Akihabara était en quelque sorte, avec Shibuya, LE passage obligé de notre séjour à Tôkyô. C’est donc, compte tenu de sa proximité à partir de notre auberge, le quartier que nous avons choisi de visiter en premier lieu, après avoir rapidement arpenté Minowa dans l’après-midi. Bien mal nous a pris de nous décider en fin de journée ! En effet, si Akihabara émerveille par ses mille feux et son brouhaha rabatteur, passées les sept heures et demie, les volets se closent et le quartier s’éteint.
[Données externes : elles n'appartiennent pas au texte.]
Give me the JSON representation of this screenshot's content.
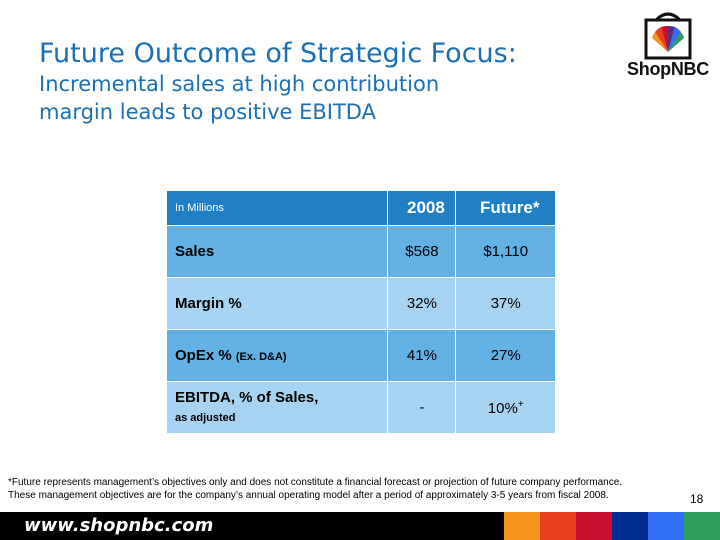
{
  "title": {
    "main": "Future Outcome of Strategic Focus:",
    "sub_line1": "Incremental sales at high contribution",
    "sub_line2": "margin leads to positive EBITDA"
  },
  "logo": {
    "text": "ShopNBC"
  },
  "table": {
    "header": {
      "label": "In Millions",
      "col1": "2008",
      "col2": "Future*"
    },
    "rows": [
      {
        "label": "Sales",
        "v2008": "$568",
        "future": "$1,110"
      },
      {
        "label": "Margin %",
        "v2008": "32%",
        "future": "37%"
      },
      {
        "label": "OpEx %",
        "label_note": "(Ex. D&A)",
        "v2008": "41%",
        "future": "27%"
      },
      {
        "label": "EBITDA, % of Sales,",
        "label_note": "as adjusted",
        "v2008": "-",
        "future": "10%",
        "future_sup": "+"
      }
    ]
  },
  "footnote": {
    "line1": "*Future represents management’s objectives only and does not constitute a financial forecast or projection of future company performance.",
    "line2": "These management objectives are for the company’s annual operating model after a period of approximately 3-5 years from fiscal 2008."
  },
  "page_number": "18",
  "footer": {
    "url": "www.shopnbc.com",
    "stripe_colors": [
      "#f7941d",
      "#e8401c",
      "#c8102e",
      "#002d8f",
      "#2f6ef5",
      "#2e9e5b"
    ]
  }
}
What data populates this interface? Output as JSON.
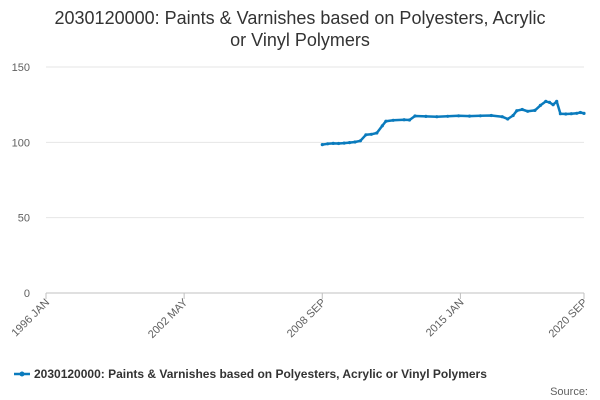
{
  "chart_data": {
    "type": "line",
    "title_lines": [
      "2030120000: Paints & Varnishes based on Polyesters, Acrylic",
      "or Vinyl Polymers"
    ],
    "xlabel": "",
    "ylabel": "",
    "x_range": [
      "1996-01",
      "2020-09"
    ],
    "x_ticks": [
      "1996 JAN",
      "2002 MAY",
      "2008 SEP",
      "2015 JAN",
      "2020 SEP"
    ],
    "y_ticks": [
      0,
      50,
      100,
      150
    ],
    "ylim": [
      0,
      150
    ],
    "grid": true,
    "legend_position": "bottom",
    "series": [
      {
        "name": "2030120000: Paints & Varnishes based on Polyesters, Acrylic or Vinyl Polymers",
        "color": "#0a7bbd",
        "points": [
          [
            "2008-09",
            98.5
          ],
          [
            "2008-12",
            99.0
          ],
          [
            "2009-03",
            99.3
          ],
          [
            "2009-06",
            99.2
          ],
          [
            "2009-09",
            99.5
          ],
          [
            "2009-12",
            99.8
          ],
          [
            "2010-03",
            100.2
          ],
          [
            "2010-06",
            101.0
          ],
          [
            "2010-09",
            105.0
          ],
          [
            "2010-12",
            105.3
          ],
          [
            "2011-03",
            106.2
          ],
          [
            "2011-06",
            111.0
          ],
          [
            "2011-08",
            114.0
          ],
          [
            "2011-12",
            114.6
          ],
          [
            "2012-06",
            115.0
          ],
          [
            "2012-09",
            114.8
          ],
          [
            "2012-12",
            117.5
          ],
          [
            "2013-06",
            117.2
          ],
          [
            "2013-12",
            117.0
          ],
          [
            "2014-06",
            117.3
          ],
          [
            "2014-12",
            117.6
          ],
          [
            "2015-06",
            117.4
          ],
          [
            "2015-12",
            117.6
          ],
          [
            "2016-06",
            117.8
          ],
          [
            "2016-12",
            117.0
          ],
          [
            "2017-03",
            115.5
          ],
          [
            "2017-06",
            117.8
          ],
          [
            "2017-08",
            121.0
          ],
          [
            "2017-11",
            121.8
          ],
          [
            "2018-02",
            120.6
          ],
          [
            "2018-06",
            121.2
          ],
          [
            "2018-09",
            124.5
          ],
          [
            "2018-12",
            127.2
          ],
          [
            "2019-02",
            126.5
          ],
          [
            "2019-04",
            125.0
          ],
          [
            "2019-06",
            127.2
          ],
          [
            "2019-08",
            119.0
          ],
          [
            "2019-11",
            118.8
          ],
          [
            "2020-02",
            119.0
          ],
          [
            "2020-05",
            119.3
          ],
          [
            "2020-07",
            119.8
          ],
          [
            "2020-09",
            119.2
          ]
        ]
      }
    ],
    "credit": "Source:"
  }
}
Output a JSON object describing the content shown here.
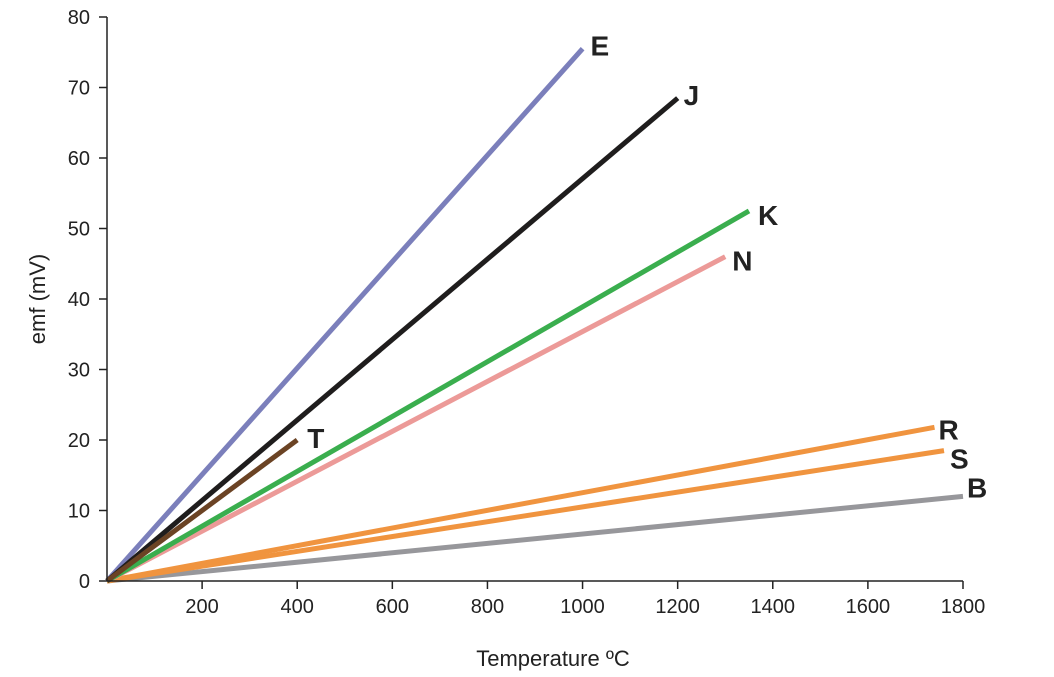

La balade de nuit aura donc servi à repérer rapidement les lieux et à passer quelques dizaines de minutes par le Club SEGA, avant de préparer notre vengeance diurne.
C’est donc emplis d’une certaine impatience que nous arpentons, quelques heures plus tard, le métro nous menant à Akihabara : que nous réservera cette visite de jour, là où nous avons été quelque peu déçus par notre premier passage ? En sortie de la gare, nous parcourons quelques dizaines de mètres en direction de la rue commerçante principale du quartier, constatant par-là même avec une agréable surprise que plusieurs rues adjacentes proposent également leurs choix de produits électroniques par dizaines. Akihabara ne se limite donc pas à une seule grande rue, mais propose quelque balade un poil plus longue.
Reste que ce n’est pas la dimension du trajet offert pour la découverte qui compte, mais plutôt celle des magasins du quartier : comme partout en effet, et peut-être encore plus ici qu’ailleurs, le développement se fait non à l’horizontale mais à la verticale. Chaque bâtiment propose alors au minimum cinq étages, occupés par un seul comme par dix magasins différents. Il convient donc d’étudier précisément, pour chaque nouveau bâtiment investi, le sommaire détaillé de chaque étage. Ce qui permettra de gagner du temps en évitant les omniprésents rayons (voire étages) plus hentai que pornographiques.
On trouve à Akihabara une marchandise assez ciblée : elle représente pour une moitié des composants informatiques, et pour l’autre du matériel vidéoludique. Bien sûr, manga, OST et autres appareils ménagers restent présents bien que plus discrets. Ici, Laox vendra des cartes, barrettes et consommables informatiques de tous types, et tous les périphériques imaginables. Là, Gamers proposera les nouveautés du jeu vidéo sur chaque console, à côté de stocks d’invendus bradés et d’innombrables jeux d’occasion. A tel point qu’il peut arriver, si l’on ne lève pas la tête vers des kanji ou kana pendant quelque temps, de se croire transporté à Hong Kong tant l’électronique prend une place omniprésente dans cet univers.
La réclame s’est imposée en reine ici, entre les publicités sonores et visuelles, les rabatteurs, ou encore les vendeurs aux méthodes éprouvées. A ce titre, Akihabara est peut-être l’un des plus touristiques des quartiers de la capitale japonaise. Les vendeurs duty free s’expriment en plusieurs langues, renforçant cette impression d’éclectisme des populations et atténuant le choc des cultures. Mais c’est peut-être une fois la nuit tombée qu’Akihabara dévoile tous ses charmes. Les lumières artificielles redoublent de présence et d’intensité, épaulés par des bruitages électroniques par milliers, issus des bornes d’arcade comme des irasshaimase! incessants ou du rabattage répétitif, pour définir l’environnement inhabituel et post-moderne d’un tel quartier.
Jusqu’aux sept coups de l’horloge du soir, qui sonnent l’heure de la retraite pour nombre de commerçants, éteignant néons et mégaphones jusqu’au lendemain matin pour une nouvelle journée de labeur fatiguant. Confinés dans du matériel haut de gamme vendu au rabais, tel que le veut la tradition de Akihabara.